In cooperation with the Federal Emergency Management Agency, the state will open regional support sites, staffed by doctors, respiratory therapists and nurses, to help hospitals and nursing homes that are at or nearing capacity with COVID-19 patients.

Also assisting will be the state Department of Health and the Pennsylvania Emergency Management Agency. The expansion begins in February and will last about 60 days.

“We’re organizing these support sites and strike teams in response to calls for help from the health care community,” Mr. Wolf said in a statement Friday. “I will do everything in my power to continue supporting the health care heroes that have supported all of us since day one of this pandemic.”

Hospitals will get medical staffing help “based on identified need” over the next three months, the governor’s office said. Hospitals struggling with a surge in COVID-19 cases will be able to transfer patients within regional sites to ease overcrowding.

Details about the regional support sites, including where they would be located, were not immediately available.
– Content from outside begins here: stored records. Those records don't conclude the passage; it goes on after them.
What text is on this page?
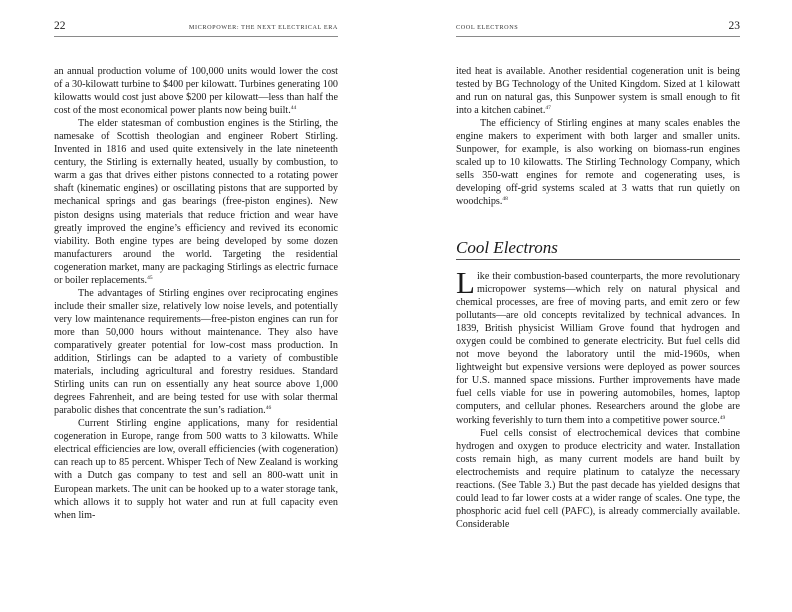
22	MICROPOWER: THE NEXT ELECTRICAL ERA

an annual production volume of 100,000 units would lower the cost of a 30-kilowatt turbine to $400 per kilowatt. Turbines generating 100 kilowatts would cost just above $200 per kilowatt—less than half the cost of the most economical power plants now being built.$^{44}$

The elder statesman of combustion engines is the Stirling, the namesake of Scottish theologian and engineer Robert Stirling. Invented in 1816 and used quite extensively in the late nineteenth century, the Stirling is externally heated, usually by combustion, to warm a gas that drives either pistons connected to a rotating power shaft (kinematic engines) or oscillating pistons that are supported by mechanical springs and gas bearings (free-piston engines). New piston designs using materials that reduce friction and wear have greatly improved the engine’s efficiency and revived its economic viability. Both engine types are being developed by some dozen manufacturers around the world. Targeting the residential cogeneration market, many are packaging Stirlings as electric furnace or boiler replacements.$^{45}$

The advantages of Stirling engines over reciprocating engines include their smaller size, relatively low noise levels, and potentially very low maintenance requirements—free-piston engines can run for more than 50,000 hours without maintenance. They also have comparatively greater potential for low-cost mass production. In addition, Stirlings can be adapted to a variety of combustible materials, including agricultural and forestry residues. Standard Stirling units can run on essentially any heat source above 1,000 degrees Fahrenheit, and are being tested for use with solar thermal parabolic dishes that concentrate the sun’s radiation.$^{46}$

Current Stirling engine applications, many for residential cogeneration in Europe, range from 500 watts to 3 kilowatts. While electrical efficiencies are low, overall efficiencies (with cogeneration) can reach up to 85 percent. Whisper Tech of New Zealand is working with a Dutch gas company to test and sell an 800-watt unit in European markets. The unit can be hooked up to a water storage tank, which allows it to supply hot water and run at full capacity even when lim-

COOL ELECTRONS	23

ited heat is available. Another residential cogeneration unit is being tested by BG Technology of the United Kingdom. Sized at 1 kilowatt and run on natural gas, this Sunpower system is small enough to fit into a kitchen cabinet.$^{47}$

The efficiency of Stirling engines at many scales enables the engine makers to experiment with both larger and smaller units. Sunpower, for example, is also working on biomass-run engines scaled up to 10 kilowatts. The Stirling Technology Company, which sells 350-watt engines for remote and cogenerating uses, is developing off-grid systems scaled at 3 watts that run quietly on woodchips.$^{48}$

Cool Electrons

Like their combustion-based counterparts, the more revolutionary micropower systems—which rely on natural physical and chemical processes, are free of moving parts, and emit zero or few pollutants—are old concepts revitalized by technical advances. In 1839, British physicist William Grove found that hydrogen and oxygen could be combined to generate electricity. But fuel cells did not move beyond the laboratory until the mid-1960s, when lightweight but expensive versions were deployed as power sources for U.S. manned space missions. Further improvements have made fuel cells viable for use in powering automobiles, homes, laptop computers, and cellular phones. Researchers around the globe are working feverishly to turn them into a competitive power source.$^{49}$

Fuel cells consist of electrochemical devices that combine hydrogen and oxygen to produce electricity and water. Installation costs remain high, as many current models are hand built by electrochemists and require platinum to catalyze the necessary reactions. (See Table 3.) But the past decade has yielded designs that could lead to far lower costs at a wider range of scales. One type, the phosphoric acid fuel cell (PAFC), is already commercially available. Considerable
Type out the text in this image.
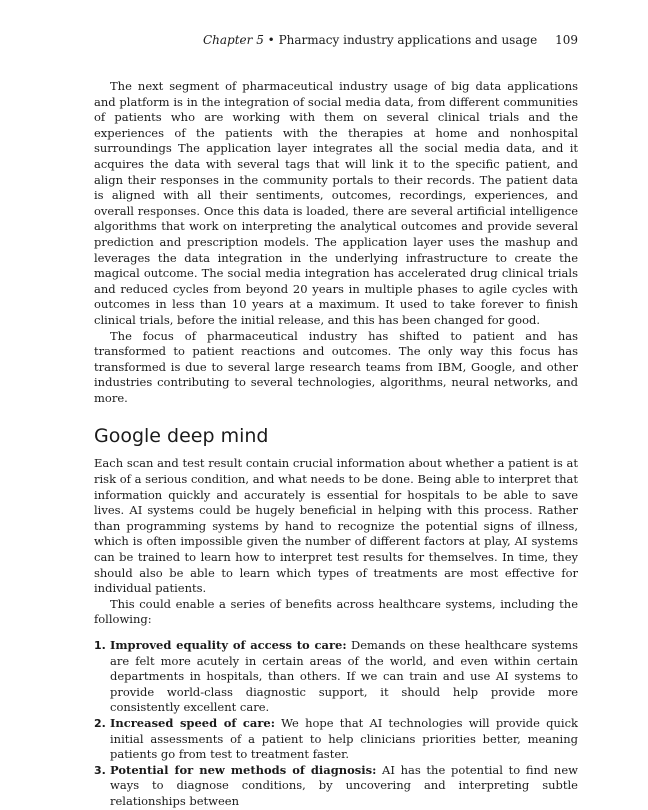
Chapter 5 • Pharmacy industry applications and usage 109

The next segment of pharmaceutical industry usage of big data applications and platform is in the integration of social media data, from different communities of patients who are working with them on several clinical trials and the experiences of the patients with the therapies at home and nonhospital surroundings The application layer integrates all the social media data, and it acquires the data with several tags that will link it to the specific patient, and align their responses in the community portals to their records. The patient data is aligned with all their sentiments, outcomes, recordings, experiences, and overall responses. Once this data is loaded, there are several artificial intelligence algorithms that work on interpreting the analytical outcomes and provide several prediction and prescription models. The application layer uses the mashup and leverages the data integration in the underlying infrastructure to create the magical outcome. The social media integration has accelerated drug clinical trials and reduced cycles from beyond 20 years in multiple phases to agile cycles with outcomes in less than 10 years at a maximum. It used to take forever to finish clinical trials, before the initial release, and this has been changed for good.

The focus of pharmaceutical industry has shifted to patient and has transformed to patient reactions and outcomes. The only way this focus has transformed is due to several large research teams from IBM, Google, and other industries contributing to several technologies, algorithms, neural networks, and more.

Google deep mind

Each scan and test result contain crucial information about whether a patient is at risk of a serious condition, and what needs to be done. Being able to interpret that information quickly and accurately is essential for hospitals to be able to save lives. AI systems could be hugely beneficial in helping with this process. Rather than programming systems by hand to recognize the potential signs of illness, which is often impossible given the number of different factors at play, AI systems can be trained to learn how to interpret test results for themselves. In time, they should also be able to learn which types of treatments are most effective for individual patients.

This could enable a series of benefits across healthcare systems, including the following:

1. Improved equality of access to care: Demands on these healthcare systems are felt more acutely in certain areas of the world, and even within certain departments in hospitals, than others. If we can train and use AI systems to provide world-class diagnostic support, it should help provide more consistently excellent care.
2. Increased speed of care: We hope that AI technologies will provide quick initial assessments of a patient to help clinicians priorities better, meaning patients go from test to treatment faster.
3. Potential for new methods of diagnosis: AI has the potential to find new ways to diagnose conditions, by uncovering and interpreting subtle relationships between
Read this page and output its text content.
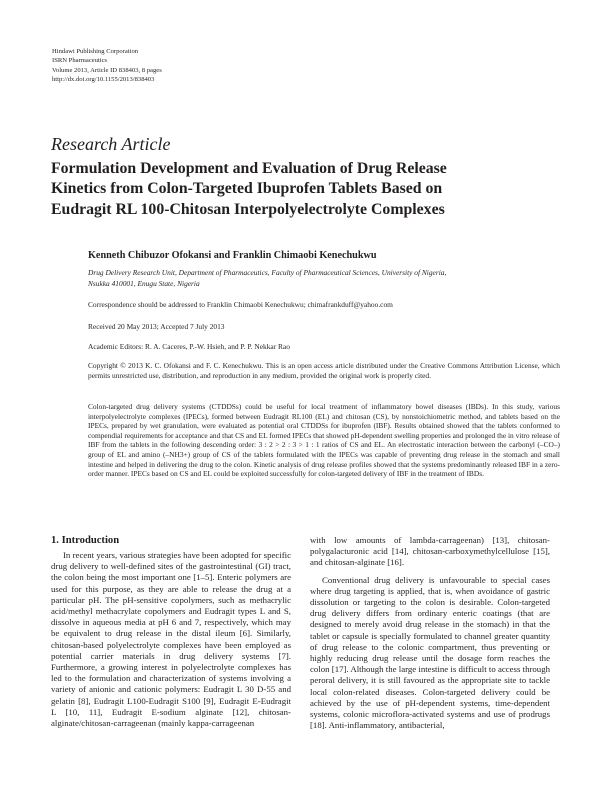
Hindawi Publishing Corporation
ISRN Pharmaceutics
Volume 2013, Article ID 838403, 8 pages
http://dx.doi.org/10.1155/2013/838403
Research Article
Formulation Development and Evaluation of Drug Release
Kinetics from Colon-Targeted Ibuprofen Tablets Based on
Eudragit RL 100-Chitosan Interpolyelectrolyte Complexes
Kenneth Chibuzor Ofokansi and Franklin Chimaobi Kenechukwu
Drug Delivery Research Unit, Department of Pharmaceutics, Faculty of Pharmaceutical Sciences, University of Nigeria,
Nsukka 410001, Enugu State, Nigeria
Correspondence should be addressed to Franklin Chimaobi Kenechukwu; chimafrankduff@yahoo.com
Received 20 May 2013; Accepted 7 July 2013
Academic Editors: R. A. Caceres, P.-W. Hsieh, and P. P. Nekkar Rao
Copyright © 2013 K. C. Ofokansi and F. C. Kenechukwu. This is an open access article distributed under the Creative Commons Attribution License, which permits unrestricted use, distribution, and reproduction in any medium, provided the original work is properly cited.
Colon-targeted drug delivery systems (CTDDSs) could be useful for local treatment of inflammatory bowel diseases (IBDs). In this study, various interpolyelectrolyte complexes (IPECs), formed between Eudragit RL100 (EL) and chitosan (CS), by nonstoichiometric method, and tablets based on the IPECs, prepared by wet granulation, were evaluated as potential oral CTDDSs for ibuprofen (IBF). Results obtained showed that the tablets conformed to compendial requirements for acceptance and that CS and EL formed IPECs that showed pH-dependent swelling properties and prolonged the in vitro release of IBF from the tablets in the following descending order: 3 : 2 > 2 : 3 > 1 : 1 ratios of CS and EL. An electrostatic interaction between the carbonyl (–CO–) group of EL and amino (–NH3+) group of CS of the tablets formulated with the IPECs was capable of preventing drug release in the stomach and small intestine and helped in delivering the drug to the colon. Kinetic analysis of drug release profiles showed that the systems predominantly released IBF in a zero-order manner. IPECs based on CS and EL could be exploited successfully for colon-targeted delivery of IBF in the treatment of IBDs.
1. Introduction

In recent years, various strategies have been adopted for specific drug delivery to well-defined sites of the gastrointestinal (GI) tract, the colon being the most important one [1–5]. Enteric polymers are used for this purpose, as they are able to release the drug at a particular pH. The pH-sensitive copolymers, such as methacrylic acid/methyl methacrylate copolymers and Eudragit types L and S, dissolve in aqueous media at pH 6 and 7, respectively, which may be equivalent to drug release in the distal ileum [6]. Similarly, chitosan-based polyelectrolyte complexes have been employed as potential carrier materials in drug delivery systems [7]. Furthermore, a growing interest in polyelectrolyte complexes has led to the formulation and characterization of systems involving a variety of anionic and cationic polymers: Eudragit L 30 D-55 and gelatin [8], Eudragit L100-Eudragit S100 [9], Eudragit E-Eudragit L [10, 11], Eudragit E-sodium alginate [12], chitosan-alginate/chitosan-carrageenan (mainly kappa-carrageenan

with low amounts of lambda-carrageenan) [13], chitosan-polygalacturonic acid [14], chitosan-carboxymethylcellulose [15], and chitosan-alginate [16].

Conventional drug delivery is unfavourable to special cases where drug targeting is applied, that is, when avoidance of gastric dissolution or targeting to the colon is desirable. Colon-targeted drug delivery differs from ordinary enteric coatings (that are designed to merely avoid drug release in the stomach) in that the tablet or capsule is specially formulated to channel greater quantity of drug release to the colonic compartment, thus preventing or highly reducing drug release until the dosage form reaches the colon [17]. Although the large intestine is difficult to access through peroral delivery, it is still favoured as the appropriate site to tackle local colon-related diseases. Colon-targeted delivery could be achieved by the use of pH-dependent systems, time-dependent systems, colonic microflora-activated systems and use of prodrugs [18]. Anti-inflammatory, antibacterial,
Moreover, regional sites will be set up to expand long-term care capacity to allow faster discharge of recovering COVID-19 patients from hospitals.

The state will seek reimbursement for costs associated with the expansion from FEMA, the governor said.

The Hospital and Healthsystem Association of Pennsylvania applauded the governor’s plan, saying that as of Monday, 37% of Pennsylvania hospitals were at 90% capacity or higher for staffed inpatient beds and 9% were at 100% capacity or above.

Moreover, 3% of Pennsylvania hospitals had both their ICU and inpatient staffed beds at or above capacity, the Harrisburg-based trade group said in a prepared statement.

The state Department of Health reported 24,825 new COVID-19 cases Thursday, down from a new one-day high of 30,395 cases Wednesday. There were 6,680 people hospitalized with the disease, including 1,071 people in intensive care units.

Military doctors, nurses and support personnel from the Air Force and Pennsylvania National Guard this week began helping ease patient overloads at hospitals in Lackawanna and York counties.

The 186-bed Commonwealth Health Regional Hospital of Scranton had 42 COVID-19 patients and its affiliate, Wilkes-Barre General Hospital, had 37 patients with COVID-19 on Friday, according to a spokeswoman. WellSpan Health’s eight Pennsylvania hospitals were caring for more than 450 people with COVID-19.

WellSpan York Hospital Chief Physician Officer Anthony Aquilina said the number of COVID-19 patients at WellSpan’s eight Eastern Pennsylvania hospitals had doubled in the last six weeks.

Ninety percent of hospitalized COVID-19 patients and 95% of the patients on breathing machines were unvaccinated, Dr. Aquilina said at a briefing on Thursday.

The 450 COVID-19 patients at WellSpan Health hospitals, Dr. Aquilina said, have been an “enormous, enormous burden.”